A new computational method that dramatically speeds up estimates of gene activity from RNA sequencing (RNA-seq) data has been developed by researchers at Carnegie Mellon University and the University of Maryland.
With the new method, dubbed Sailfish after the famously speedy fish, estimates of gene expression that previously took many hours can be completed in a few minutes, with accuracy that equals or exceeds previous methods. The researchers' report on their new method is being published online April 20 by the journal Nature Biotechnology.

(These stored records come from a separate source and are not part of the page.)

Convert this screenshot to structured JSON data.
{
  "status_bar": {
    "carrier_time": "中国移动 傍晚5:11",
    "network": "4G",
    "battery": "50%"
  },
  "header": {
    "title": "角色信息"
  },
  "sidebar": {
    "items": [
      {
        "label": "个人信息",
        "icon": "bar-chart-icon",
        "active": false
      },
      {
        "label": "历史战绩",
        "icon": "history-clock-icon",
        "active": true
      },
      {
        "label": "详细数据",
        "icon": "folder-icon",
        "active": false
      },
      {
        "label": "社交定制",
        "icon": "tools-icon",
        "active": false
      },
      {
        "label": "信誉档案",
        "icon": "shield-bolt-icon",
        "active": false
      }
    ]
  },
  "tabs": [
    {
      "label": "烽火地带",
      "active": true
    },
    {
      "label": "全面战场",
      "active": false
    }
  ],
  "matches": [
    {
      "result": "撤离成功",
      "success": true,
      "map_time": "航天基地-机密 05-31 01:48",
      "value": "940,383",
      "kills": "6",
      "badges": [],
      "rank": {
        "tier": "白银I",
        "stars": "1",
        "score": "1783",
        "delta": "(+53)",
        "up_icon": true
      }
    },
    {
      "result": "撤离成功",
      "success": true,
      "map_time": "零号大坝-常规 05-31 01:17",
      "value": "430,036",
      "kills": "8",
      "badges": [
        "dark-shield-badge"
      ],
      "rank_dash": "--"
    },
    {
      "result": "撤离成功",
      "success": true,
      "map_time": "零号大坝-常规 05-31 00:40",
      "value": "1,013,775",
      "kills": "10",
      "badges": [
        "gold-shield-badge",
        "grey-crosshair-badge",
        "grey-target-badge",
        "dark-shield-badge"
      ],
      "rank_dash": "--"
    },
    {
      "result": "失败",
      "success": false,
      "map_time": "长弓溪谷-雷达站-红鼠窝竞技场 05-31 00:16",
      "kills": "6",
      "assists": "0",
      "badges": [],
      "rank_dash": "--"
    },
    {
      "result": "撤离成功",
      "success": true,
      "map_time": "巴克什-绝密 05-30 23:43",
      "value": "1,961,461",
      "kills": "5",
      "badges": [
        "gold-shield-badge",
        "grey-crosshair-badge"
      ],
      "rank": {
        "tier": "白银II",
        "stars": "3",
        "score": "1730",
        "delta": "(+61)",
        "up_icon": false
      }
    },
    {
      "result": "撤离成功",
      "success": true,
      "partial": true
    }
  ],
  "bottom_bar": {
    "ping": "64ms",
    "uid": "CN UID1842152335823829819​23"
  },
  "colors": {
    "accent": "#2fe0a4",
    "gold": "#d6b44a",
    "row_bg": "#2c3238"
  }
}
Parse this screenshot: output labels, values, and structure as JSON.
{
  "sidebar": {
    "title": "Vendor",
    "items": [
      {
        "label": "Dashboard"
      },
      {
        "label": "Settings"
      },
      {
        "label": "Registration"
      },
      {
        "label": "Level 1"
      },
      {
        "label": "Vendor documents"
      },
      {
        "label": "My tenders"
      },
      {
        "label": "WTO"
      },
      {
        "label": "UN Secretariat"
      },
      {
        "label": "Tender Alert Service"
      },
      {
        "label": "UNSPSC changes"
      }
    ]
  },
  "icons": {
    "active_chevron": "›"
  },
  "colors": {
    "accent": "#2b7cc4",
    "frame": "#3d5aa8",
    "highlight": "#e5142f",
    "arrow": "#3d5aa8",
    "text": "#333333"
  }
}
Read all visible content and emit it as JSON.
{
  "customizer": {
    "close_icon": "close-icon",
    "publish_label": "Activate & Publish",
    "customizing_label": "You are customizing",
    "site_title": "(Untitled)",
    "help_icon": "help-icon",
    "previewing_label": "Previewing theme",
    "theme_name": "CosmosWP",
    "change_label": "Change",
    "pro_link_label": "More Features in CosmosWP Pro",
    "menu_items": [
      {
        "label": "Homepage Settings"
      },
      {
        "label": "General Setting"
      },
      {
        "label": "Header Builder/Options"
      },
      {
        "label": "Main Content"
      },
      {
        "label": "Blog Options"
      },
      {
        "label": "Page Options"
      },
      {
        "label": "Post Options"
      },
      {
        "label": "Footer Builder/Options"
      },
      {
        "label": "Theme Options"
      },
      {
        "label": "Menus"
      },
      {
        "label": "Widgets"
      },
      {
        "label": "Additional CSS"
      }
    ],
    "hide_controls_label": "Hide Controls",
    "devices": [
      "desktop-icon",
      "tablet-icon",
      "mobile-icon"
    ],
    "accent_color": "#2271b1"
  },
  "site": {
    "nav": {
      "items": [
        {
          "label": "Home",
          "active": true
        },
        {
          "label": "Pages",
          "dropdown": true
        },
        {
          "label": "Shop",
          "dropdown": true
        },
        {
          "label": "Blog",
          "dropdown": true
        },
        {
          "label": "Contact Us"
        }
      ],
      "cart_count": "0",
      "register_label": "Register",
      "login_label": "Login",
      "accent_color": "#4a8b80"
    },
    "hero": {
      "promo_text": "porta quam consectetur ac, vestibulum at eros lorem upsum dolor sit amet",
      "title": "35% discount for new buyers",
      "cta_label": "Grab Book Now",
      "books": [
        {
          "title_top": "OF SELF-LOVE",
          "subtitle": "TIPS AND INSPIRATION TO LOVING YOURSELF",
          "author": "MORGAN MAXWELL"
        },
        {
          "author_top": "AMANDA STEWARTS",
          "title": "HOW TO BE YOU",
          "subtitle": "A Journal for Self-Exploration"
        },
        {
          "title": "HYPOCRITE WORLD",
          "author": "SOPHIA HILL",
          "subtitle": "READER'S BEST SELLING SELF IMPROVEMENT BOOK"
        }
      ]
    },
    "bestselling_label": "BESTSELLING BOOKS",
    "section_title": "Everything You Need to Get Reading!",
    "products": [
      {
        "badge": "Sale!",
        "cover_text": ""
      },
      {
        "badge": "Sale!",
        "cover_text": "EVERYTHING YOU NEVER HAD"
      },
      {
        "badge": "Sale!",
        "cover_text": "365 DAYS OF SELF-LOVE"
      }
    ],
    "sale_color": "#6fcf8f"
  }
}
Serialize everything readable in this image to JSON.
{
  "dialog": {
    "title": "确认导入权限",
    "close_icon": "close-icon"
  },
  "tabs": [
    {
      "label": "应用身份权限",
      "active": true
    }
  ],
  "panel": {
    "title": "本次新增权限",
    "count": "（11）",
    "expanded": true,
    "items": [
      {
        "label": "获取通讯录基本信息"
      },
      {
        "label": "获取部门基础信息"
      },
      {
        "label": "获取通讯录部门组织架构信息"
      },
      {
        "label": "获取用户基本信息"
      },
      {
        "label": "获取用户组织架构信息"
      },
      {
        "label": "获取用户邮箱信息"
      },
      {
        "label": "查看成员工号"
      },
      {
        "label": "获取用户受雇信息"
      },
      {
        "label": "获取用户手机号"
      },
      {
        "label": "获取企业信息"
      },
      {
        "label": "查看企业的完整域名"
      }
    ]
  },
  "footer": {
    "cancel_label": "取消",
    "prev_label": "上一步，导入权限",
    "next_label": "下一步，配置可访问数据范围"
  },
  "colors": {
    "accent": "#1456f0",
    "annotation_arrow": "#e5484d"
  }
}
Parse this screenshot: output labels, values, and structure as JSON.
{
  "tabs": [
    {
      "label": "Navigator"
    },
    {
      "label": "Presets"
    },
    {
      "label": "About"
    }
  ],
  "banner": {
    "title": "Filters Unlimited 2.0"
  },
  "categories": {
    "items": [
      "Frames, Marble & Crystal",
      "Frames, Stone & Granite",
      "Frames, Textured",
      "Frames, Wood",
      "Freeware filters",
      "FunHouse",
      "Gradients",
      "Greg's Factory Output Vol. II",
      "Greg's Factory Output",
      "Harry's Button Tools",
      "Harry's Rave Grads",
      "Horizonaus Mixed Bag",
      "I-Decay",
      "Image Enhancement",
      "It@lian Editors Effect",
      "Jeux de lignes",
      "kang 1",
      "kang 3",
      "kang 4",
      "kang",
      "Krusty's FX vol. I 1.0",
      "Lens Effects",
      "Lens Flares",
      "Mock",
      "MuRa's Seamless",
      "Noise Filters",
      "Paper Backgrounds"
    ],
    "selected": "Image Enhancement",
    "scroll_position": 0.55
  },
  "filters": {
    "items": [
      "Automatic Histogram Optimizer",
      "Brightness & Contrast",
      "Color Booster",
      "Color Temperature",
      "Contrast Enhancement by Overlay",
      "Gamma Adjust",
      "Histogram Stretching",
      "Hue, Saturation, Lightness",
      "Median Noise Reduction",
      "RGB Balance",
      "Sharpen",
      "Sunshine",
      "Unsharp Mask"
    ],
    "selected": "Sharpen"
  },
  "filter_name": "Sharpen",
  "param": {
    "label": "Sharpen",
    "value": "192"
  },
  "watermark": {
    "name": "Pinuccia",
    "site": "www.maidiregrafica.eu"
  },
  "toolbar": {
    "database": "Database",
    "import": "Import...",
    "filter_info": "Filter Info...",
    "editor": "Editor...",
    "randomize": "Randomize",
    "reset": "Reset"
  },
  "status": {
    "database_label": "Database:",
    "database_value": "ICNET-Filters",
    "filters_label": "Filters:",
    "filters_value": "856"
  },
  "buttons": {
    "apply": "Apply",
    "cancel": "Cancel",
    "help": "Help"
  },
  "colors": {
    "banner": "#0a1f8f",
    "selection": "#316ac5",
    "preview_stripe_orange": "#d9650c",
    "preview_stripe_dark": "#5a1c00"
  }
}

Gigantic repositories of RNA-seq data now exist, making it possible to re-analyze experiments in light of new discoveries. "But 15 hours a pop really starts to add up, particularly if you want to look at 100 experiments," said Carl Kingsford, an associate professor in CMU's Lane Center for Computational Biology. "With Sailfish, we can give researchers everything they got from previous methods, but faster." Though an organism's genetic makeup is static, the activity of individual genes varies greatly over time, making gene expression an important factor in understanding how organisms work and what occurs during disease processes. Gene activity can't be measured directly, but can be inferred by monitoring RNA, the molecules that carry information from the genes for producing proteins and other cellular activities. RNA-seq is a leading method for producing these snapshots of gene expression; in genomic medicine, it has proven particularly useful in analyzing certain cancers.